Mirsoslav Holub’s poem ‘The Door’ deals with the theme of change. The poem suggests that individuals should shift beyond their comfort zones and open themselves to the possibility of change. The door symbolises new opportunities and emphasises that individuals need to take action to expand their horizons. The repetition of the imperative command, ‘Go and open the door’ establishes the urgency for the need of change. This makes the reader consider what the opened door would reveal to us. The door is a dual metaphor, as it represents what restricts us as well as a doorway for new prospects. It also implores readers to take a chance and change as a result of exposing themselves to the outside world. The italicised word ‘maybe’ however, cautions individuals that change may be challenging.
It also suggests that what lies beyond the door will be different to everyone. Holub uses negative, animal imagery to show that what individuals may uncover is common (‘Maybe it’s a dog rummaging’) and concrete imagery to give a possibility that what they encounter will be abstract (‘a magic city’). These opportunities may enable the individual to surpass reality and shift into a magical world. ‘Eye’ is symbolic of the windows to the soul.

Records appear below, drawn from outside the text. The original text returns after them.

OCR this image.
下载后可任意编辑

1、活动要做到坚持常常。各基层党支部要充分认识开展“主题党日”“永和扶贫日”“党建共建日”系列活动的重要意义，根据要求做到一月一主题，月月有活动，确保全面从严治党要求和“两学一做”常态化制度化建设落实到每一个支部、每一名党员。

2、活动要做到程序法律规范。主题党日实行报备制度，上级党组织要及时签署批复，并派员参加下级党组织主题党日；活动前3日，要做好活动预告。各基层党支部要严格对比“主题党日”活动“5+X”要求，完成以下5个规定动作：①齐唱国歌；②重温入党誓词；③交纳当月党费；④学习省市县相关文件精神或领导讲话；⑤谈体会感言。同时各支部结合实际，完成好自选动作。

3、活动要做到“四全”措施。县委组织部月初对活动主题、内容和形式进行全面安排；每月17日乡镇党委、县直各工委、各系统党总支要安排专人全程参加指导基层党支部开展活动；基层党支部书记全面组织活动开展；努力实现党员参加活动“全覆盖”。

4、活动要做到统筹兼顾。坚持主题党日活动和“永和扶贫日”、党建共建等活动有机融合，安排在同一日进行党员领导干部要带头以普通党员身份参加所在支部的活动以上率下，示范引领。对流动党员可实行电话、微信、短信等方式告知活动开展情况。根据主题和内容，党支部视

Holub uses this symbolism to imply that individuals can go through a process of self-discovery.
These quotes demonstrate that there are varied opportunities. ‘Fog’ represents confusion or ambiguity upon opening the door; although the poet assures readers that ‘it will clear’. Even if what the individual encounters is minor, the change is still beneficial. The purpose of the poem is to encourage the audience to accept change. The use of the personal pronoun ‘you’ proves that the message of the poem is directly for the reader. The poem emphasises that it is the attempt of widening our opportunities which matters, and that even whatever we encounter is minor, the change is still beneficial.